With a RISD education, they can be, Bennett says. And he’s not just interested in supporting architecture students. “Multimedia, industrial design, fashion, it doesn’t matter—it’s about students of color getting the chance to be creative and grow,” he says. Bennett hopes to eventually welcome RISD students as interns at his design studio, which is based in New York and Hawaii and creates furniture, art installations and other work rooted in “the beauty and function of the African diaspora,” he says. “We look at materials and craft and tradition, and think about how those things contribute to different moments in history and society.”
O’Neil Outar, vice president of Institutional Advancement, sees Bennett as an exciting partner for RISD. “We hold matching values around art and design and issues related to diversity, equity and inclusion,” Outar says. “Michael is very much a systems thinker, and he understands the necessity of building the academic pipeline and training the next generation of industry leaders.”
Fighting for equity and opportunity has long been part of Bennett’s agenda, even when he was immersed in the grind of pro football. For several years as a player, he sat or stayed in the locker room when the national anthem was sung at NFL games as a protest against racial injustice. The philanthropic foundation he started with his wife has helped launch a school for girls in Senegal focused on math, science and technology; a gardening program at Seattle’s King County Juvenile Detention Center; and sports and nutrition programs for kids living on a Sioux reservation in South Dakota. He’s written a book about his activism titled Things That Make White People Uncomfortable, and he was an early member of Athletes for Impact, an organization of sports leaders that advocates for a range of social justice issues.

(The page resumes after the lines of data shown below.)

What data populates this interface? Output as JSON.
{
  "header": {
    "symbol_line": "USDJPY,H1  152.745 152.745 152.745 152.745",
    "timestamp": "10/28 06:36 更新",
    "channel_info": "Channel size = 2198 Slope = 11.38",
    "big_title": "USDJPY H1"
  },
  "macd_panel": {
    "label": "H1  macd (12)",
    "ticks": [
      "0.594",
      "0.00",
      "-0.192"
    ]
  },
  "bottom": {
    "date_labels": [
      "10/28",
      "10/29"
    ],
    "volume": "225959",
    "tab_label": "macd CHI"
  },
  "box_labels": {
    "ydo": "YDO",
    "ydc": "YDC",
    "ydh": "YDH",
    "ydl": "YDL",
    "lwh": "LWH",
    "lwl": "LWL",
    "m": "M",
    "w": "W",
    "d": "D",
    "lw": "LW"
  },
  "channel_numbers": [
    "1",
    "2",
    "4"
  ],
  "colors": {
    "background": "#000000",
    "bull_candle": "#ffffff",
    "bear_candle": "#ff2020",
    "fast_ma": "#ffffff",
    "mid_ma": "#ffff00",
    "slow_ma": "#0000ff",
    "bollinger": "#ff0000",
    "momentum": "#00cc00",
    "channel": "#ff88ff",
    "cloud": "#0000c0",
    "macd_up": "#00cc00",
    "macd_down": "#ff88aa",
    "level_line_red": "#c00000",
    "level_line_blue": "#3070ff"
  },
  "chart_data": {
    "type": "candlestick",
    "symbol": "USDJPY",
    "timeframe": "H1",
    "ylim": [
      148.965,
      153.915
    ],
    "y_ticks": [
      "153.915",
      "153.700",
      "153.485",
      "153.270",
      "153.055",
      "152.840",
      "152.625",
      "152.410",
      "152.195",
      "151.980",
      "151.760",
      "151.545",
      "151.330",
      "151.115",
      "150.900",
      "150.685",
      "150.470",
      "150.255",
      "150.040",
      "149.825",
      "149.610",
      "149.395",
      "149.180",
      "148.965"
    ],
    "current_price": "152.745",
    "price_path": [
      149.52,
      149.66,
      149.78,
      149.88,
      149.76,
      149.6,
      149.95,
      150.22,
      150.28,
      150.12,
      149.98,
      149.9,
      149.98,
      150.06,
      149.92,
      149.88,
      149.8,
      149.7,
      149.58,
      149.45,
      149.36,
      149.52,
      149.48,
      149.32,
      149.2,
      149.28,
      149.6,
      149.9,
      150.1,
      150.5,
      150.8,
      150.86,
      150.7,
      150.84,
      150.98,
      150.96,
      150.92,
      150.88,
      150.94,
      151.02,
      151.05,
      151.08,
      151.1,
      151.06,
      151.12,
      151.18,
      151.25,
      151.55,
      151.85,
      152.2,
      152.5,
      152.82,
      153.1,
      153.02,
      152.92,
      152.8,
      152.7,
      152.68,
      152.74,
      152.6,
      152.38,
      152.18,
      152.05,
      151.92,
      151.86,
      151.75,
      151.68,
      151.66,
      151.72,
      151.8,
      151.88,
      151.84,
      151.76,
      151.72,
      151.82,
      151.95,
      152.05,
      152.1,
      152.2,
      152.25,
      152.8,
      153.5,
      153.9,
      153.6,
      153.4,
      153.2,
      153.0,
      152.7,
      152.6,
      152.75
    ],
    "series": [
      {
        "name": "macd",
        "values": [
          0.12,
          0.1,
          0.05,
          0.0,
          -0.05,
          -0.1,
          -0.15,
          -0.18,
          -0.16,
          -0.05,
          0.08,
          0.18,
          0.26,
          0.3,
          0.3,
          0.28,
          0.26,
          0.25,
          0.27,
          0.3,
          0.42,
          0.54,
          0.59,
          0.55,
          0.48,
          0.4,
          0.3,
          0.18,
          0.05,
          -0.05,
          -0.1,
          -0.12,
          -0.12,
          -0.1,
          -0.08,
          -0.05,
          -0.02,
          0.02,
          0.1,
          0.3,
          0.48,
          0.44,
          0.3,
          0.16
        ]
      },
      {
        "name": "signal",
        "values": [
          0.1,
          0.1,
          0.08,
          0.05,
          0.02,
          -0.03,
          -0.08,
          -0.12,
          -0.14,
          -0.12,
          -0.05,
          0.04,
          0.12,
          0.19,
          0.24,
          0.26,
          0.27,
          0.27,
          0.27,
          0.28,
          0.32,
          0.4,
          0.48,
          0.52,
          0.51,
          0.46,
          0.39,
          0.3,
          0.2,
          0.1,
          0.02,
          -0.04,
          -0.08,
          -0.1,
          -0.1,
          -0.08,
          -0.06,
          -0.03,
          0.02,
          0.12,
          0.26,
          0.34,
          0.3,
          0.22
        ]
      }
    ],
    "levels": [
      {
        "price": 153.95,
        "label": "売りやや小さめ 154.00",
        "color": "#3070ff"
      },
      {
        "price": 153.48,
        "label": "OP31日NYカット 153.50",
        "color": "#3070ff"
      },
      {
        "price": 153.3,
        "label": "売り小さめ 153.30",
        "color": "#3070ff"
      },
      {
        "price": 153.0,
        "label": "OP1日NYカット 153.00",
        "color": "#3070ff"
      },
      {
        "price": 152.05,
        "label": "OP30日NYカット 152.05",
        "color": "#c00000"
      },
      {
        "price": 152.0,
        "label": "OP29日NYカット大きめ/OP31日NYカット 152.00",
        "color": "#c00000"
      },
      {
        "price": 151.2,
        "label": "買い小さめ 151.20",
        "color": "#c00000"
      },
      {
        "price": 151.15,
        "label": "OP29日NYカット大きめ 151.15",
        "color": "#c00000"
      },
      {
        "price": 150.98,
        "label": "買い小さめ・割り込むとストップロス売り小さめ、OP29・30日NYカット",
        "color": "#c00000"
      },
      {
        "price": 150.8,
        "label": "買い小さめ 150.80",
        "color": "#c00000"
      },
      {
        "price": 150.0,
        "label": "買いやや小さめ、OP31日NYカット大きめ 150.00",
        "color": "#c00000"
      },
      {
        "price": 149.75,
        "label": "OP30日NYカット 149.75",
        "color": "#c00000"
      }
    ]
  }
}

“Football allowed me to do a lot of great things,” he acknowledges. But his athleticism was, and is, he says, “a talent and a skill, not a purpose.” In his book, he writes, “Whether I die tomorrow or in 60 years, if the only things about me that people talk about are the Pro Bowls and the Super Bowl appearances, I will have failed.” His purpose— “having more people get the opportunity to grow and give back to each other”—now includes helping to bring greater equity into the RISD student body. He says, “The only expectation I have is that more people get the chance to be a part of the system and learn, because knowledge is everything.”